Vocabulary, briefly: parameters are the names in the def line; arguments are the values you pass at the call site. You can also pass by name, like draw_shape(sides=5, length=60, colour="#E63946"), which helps when a function has many parameters.

Hex Colours

Named colours like "coral" only go so far. A hex code like #E63946 specifies any colour exactly. Two things make them work here:

  • turtle.colormode(255), already in the setup block, switches turtle to accept hex strings. If you move or duplicate that line you'll get a TurtleGraphicsError, so leave it in SETUP.
  • VS Code shows a little colour swatch next to any hex string in your file. Click the swatch to open a colour picker.

Define your palette as a list of 3 to 6 colours that belong together:

PALETTE = ["#E63946", "#F1FAEE", "#A8DADC", "#457B9D", "#1D3557"]

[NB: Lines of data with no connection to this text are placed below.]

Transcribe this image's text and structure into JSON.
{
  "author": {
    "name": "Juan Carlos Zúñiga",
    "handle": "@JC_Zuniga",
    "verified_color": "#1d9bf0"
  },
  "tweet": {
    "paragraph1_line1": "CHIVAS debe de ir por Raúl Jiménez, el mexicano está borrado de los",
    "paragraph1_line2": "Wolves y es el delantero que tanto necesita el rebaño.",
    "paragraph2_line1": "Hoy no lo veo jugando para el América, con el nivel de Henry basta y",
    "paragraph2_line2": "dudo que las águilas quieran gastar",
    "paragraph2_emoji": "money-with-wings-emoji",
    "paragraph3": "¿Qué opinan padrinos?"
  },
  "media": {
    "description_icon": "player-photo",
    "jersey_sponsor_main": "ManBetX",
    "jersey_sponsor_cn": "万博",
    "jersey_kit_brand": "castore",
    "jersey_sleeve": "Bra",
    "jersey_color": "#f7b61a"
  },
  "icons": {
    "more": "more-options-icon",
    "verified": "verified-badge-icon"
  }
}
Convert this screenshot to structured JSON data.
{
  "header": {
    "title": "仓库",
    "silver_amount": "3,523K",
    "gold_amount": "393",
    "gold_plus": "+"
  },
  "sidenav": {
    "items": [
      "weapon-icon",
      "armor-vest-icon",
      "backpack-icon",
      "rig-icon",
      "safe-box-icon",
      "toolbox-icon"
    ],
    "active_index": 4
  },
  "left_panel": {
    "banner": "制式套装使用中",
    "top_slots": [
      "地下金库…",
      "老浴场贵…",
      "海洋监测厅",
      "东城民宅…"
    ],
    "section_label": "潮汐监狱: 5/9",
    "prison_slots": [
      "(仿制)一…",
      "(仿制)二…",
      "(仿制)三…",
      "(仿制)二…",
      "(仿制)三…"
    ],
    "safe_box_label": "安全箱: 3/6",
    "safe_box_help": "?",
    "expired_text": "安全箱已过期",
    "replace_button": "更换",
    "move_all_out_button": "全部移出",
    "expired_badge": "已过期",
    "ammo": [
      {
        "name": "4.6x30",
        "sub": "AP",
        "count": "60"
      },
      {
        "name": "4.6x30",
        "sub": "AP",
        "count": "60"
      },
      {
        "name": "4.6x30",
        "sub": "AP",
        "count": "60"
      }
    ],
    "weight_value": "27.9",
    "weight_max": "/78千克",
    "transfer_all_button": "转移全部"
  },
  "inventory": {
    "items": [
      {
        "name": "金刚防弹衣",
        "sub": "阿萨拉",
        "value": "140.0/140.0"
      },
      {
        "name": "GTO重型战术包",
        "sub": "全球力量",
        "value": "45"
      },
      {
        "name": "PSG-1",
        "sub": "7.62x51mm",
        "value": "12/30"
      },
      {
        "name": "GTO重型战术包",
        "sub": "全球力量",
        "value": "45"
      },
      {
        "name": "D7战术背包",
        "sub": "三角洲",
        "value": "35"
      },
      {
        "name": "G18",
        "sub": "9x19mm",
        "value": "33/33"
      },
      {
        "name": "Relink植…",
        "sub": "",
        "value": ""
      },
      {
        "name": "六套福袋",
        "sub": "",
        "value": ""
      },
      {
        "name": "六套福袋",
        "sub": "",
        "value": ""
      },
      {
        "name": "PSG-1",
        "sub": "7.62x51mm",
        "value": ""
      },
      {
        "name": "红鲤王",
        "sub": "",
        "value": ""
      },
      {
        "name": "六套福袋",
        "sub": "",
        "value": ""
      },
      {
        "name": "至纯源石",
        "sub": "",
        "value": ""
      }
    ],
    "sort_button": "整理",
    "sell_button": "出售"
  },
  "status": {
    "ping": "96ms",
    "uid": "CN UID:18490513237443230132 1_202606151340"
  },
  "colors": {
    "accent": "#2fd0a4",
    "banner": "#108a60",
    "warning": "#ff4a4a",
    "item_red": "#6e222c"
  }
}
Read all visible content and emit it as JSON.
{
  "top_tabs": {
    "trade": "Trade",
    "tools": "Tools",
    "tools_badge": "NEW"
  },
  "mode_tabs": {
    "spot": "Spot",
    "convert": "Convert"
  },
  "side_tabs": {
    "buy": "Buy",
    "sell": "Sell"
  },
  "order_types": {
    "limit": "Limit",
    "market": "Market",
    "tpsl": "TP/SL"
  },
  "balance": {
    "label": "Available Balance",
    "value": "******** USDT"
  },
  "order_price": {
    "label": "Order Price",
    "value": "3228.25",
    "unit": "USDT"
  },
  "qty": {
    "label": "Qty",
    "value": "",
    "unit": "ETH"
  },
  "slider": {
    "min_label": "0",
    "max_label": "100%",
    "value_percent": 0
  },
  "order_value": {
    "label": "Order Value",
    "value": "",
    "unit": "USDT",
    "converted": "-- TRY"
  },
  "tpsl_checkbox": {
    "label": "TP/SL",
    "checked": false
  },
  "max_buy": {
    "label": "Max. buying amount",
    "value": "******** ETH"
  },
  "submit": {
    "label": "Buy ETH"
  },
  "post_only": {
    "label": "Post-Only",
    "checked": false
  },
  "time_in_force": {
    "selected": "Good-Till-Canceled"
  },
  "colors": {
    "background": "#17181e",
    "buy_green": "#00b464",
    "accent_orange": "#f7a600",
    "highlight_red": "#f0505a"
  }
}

This is a design decision rather than a technical one. Monochrome, warm/cool, complementary... pick a direction, not six random favourites.

Instant Rendering

Two lines already in your file make drawing instant instead of animated:

  • turtle.tracer(0, 0) (top, in SETUP) turns off the line-by-line animation.
  • screen.update() (bottom) displays everything drawn in memory.

Don't delete either. Without them, 80 shapes take about 10 seconds to crawl onto the screen. With them, it's instant.

Try It: sides=2

Predict first: what does draw_shape(2, 80, ...) draw? A crash? Nothing? Run it. You get a stripe, which is just two forward moves with a 180° turn between them. Not an error. Just geometry, following the rule you gave it.

Stretch Challenges

  • Default parameter: change the signature to def draw_shape(sides, length, colour="#1D3557"): and call it with only two arguments. What happens?
  • A draw_row function: write a second function that calls draw_shape five times in a horizontal row, using penup()/goto()/pendown() between calls.
  • Filled shapes: wrap the loop in t.begin_fill()t.end_fill() to draw solid polygons instead of outlines.